Sur les frais liés au litige :
Dans les circonstances de l’espèce, il n’y a pas lieu de faire droit aux conclusions de M. A… C… présentées sur le fondement de l’article L. 761-1 du code de justice administrative au titre des frais exposés et non compris dans les dépens.
DECIDE :
Article 1er : Il est donné acte du désistement des conclusions de M. A… C… portant sur les infractions constatées les 1er février 2019, 5 janvier 2020, 5 juin 2020, 18 avril 2021, 4 septembre 2021, 9 mai 2023 et 3 août 2023.
Les décisions portant retrait de point affectés au permis de conduire de
M. A… C… à la suite des infractions des 19 mai 2022, 30 octobre 2023, 31 octobre 2023, 5 novembre 2023 et 19 novembre 2023 sont annulées.
Il est enjoint au ministre de l’intérieur de restituer à M. A… C…, dans le traitement automatisé mentionné à l’article L. 225-1 du code de la route, dans un délai de deux mois à compter de la notification du présent jugement, le bénéfice des points visés à l’article 2, en en tirant lui-même toutes les conséquences à la date de sa nouvelle décision sur le capital de points et son droit de conduire.
Le présent jugement sera notifié à M. B… A… C… et au ministre de l’intérieur.
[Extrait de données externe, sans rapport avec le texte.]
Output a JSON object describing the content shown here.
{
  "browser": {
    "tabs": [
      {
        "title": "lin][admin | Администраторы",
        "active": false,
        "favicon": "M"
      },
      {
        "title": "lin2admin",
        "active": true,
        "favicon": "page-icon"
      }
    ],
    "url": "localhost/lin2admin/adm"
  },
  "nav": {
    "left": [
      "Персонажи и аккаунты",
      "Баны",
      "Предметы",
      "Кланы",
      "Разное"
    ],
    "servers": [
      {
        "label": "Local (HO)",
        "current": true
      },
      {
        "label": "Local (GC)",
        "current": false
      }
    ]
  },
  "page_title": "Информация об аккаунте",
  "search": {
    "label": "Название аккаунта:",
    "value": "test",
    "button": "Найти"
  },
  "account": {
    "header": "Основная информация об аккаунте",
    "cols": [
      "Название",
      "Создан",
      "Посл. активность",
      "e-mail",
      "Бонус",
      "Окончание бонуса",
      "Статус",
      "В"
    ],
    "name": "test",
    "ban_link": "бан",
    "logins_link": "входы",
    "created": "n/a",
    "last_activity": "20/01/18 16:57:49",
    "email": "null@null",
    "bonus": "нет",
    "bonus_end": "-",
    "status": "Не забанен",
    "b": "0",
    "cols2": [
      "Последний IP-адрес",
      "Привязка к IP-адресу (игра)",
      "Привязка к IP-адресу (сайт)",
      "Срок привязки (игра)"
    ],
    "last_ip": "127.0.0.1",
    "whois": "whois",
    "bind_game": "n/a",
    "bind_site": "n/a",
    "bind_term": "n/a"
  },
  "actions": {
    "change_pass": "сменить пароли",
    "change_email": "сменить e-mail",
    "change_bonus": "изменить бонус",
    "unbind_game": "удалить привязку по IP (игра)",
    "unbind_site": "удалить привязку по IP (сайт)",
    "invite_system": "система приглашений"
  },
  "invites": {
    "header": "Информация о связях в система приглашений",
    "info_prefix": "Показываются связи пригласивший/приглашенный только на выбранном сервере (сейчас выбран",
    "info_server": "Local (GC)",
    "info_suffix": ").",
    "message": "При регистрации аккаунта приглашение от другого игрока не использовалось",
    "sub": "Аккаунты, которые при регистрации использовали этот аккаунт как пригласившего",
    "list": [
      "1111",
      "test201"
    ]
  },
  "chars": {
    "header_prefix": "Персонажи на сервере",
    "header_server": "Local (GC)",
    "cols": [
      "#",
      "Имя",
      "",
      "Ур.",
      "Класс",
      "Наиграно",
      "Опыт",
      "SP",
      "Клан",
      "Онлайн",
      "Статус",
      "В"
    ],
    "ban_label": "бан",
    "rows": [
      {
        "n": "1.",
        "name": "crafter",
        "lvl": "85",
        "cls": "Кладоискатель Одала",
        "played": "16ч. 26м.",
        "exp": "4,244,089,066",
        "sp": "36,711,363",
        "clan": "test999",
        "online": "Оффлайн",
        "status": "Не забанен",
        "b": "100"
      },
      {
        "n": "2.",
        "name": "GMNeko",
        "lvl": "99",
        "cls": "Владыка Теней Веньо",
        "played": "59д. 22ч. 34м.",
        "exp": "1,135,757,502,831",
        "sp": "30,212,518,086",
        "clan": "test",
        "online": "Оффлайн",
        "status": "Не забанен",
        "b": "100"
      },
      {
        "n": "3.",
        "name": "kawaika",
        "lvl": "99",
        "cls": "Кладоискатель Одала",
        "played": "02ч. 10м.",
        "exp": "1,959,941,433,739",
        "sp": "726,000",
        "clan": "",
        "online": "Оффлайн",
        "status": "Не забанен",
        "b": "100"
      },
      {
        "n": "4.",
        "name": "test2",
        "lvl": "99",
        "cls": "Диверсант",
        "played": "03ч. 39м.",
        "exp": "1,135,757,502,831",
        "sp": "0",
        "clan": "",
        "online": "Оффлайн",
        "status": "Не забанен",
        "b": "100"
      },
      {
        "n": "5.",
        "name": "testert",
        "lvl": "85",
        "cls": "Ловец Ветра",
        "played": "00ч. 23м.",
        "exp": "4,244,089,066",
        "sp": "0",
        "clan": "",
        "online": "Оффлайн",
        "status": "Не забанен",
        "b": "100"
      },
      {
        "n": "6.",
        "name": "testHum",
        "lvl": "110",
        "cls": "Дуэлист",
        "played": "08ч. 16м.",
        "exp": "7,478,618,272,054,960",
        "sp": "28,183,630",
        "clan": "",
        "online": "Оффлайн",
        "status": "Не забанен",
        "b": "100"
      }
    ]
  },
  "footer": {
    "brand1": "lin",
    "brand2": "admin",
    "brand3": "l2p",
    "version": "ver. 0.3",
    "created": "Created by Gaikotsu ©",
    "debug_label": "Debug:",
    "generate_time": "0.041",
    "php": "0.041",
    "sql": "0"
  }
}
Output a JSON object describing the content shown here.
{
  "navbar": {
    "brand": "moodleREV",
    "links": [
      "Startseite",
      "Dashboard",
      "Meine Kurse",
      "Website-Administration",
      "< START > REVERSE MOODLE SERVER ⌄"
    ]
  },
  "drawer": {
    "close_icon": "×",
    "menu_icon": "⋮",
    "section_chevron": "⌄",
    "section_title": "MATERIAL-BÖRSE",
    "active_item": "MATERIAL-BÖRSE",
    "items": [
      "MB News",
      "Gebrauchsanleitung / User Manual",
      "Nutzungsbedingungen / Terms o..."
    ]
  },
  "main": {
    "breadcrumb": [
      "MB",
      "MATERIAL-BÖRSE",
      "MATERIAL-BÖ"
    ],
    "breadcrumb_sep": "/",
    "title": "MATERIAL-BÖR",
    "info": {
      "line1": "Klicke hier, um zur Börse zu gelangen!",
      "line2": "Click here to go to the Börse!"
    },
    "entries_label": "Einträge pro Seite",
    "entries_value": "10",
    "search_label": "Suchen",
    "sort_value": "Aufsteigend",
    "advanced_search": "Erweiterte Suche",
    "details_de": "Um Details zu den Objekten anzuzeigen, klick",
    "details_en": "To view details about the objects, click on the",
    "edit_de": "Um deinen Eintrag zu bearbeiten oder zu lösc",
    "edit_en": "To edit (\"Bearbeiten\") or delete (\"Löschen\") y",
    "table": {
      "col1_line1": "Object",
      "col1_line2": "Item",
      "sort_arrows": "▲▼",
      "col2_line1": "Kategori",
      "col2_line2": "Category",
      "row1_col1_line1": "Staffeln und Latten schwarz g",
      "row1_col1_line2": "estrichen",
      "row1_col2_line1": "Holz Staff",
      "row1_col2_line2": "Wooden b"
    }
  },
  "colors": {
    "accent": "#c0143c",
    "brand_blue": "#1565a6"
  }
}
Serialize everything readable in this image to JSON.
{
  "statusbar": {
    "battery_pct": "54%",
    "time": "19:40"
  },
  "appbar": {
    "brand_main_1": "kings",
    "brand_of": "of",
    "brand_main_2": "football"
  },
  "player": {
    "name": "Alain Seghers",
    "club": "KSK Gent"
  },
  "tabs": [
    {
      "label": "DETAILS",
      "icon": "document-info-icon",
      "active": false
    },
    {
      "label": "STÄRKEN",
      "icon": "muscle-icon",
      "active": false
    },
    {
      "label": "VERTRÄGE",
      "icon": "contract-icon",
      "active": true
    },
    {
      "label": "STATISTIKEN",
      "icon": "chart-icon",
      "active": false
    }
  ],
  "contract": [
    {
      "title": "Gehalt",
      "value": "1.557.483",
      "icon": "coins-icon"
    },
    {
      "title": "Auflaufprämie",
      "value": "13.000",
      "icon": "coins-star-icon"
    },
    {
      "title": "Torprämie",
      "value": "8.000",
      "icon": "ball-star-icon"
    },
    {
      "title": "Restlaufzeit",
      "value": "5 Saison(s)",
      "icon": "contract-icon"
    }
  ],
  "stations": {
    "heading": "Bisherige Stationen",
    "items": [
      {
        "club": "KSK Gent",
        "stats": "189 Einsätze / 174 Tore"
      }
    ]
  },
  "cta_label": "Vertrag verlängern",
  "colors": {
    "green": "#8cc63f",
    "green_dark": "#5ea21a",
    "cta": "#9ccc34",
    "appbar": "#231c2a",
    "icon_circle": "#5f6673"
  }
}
Rendu public par mise à disposition au greffe le 29 avril 2026.
La magistrate désignée,
signé
E. Rolin
La greffière,
signé
M-J. Ambroise
La République mande et ordonne au ministre de l’intérieur en ce qui le concerne et à tous commissaires de justice à ce requis en ce qui concerne les voies de droit commun contre les parties privées de pourvoir à l’exécution de la présente décision.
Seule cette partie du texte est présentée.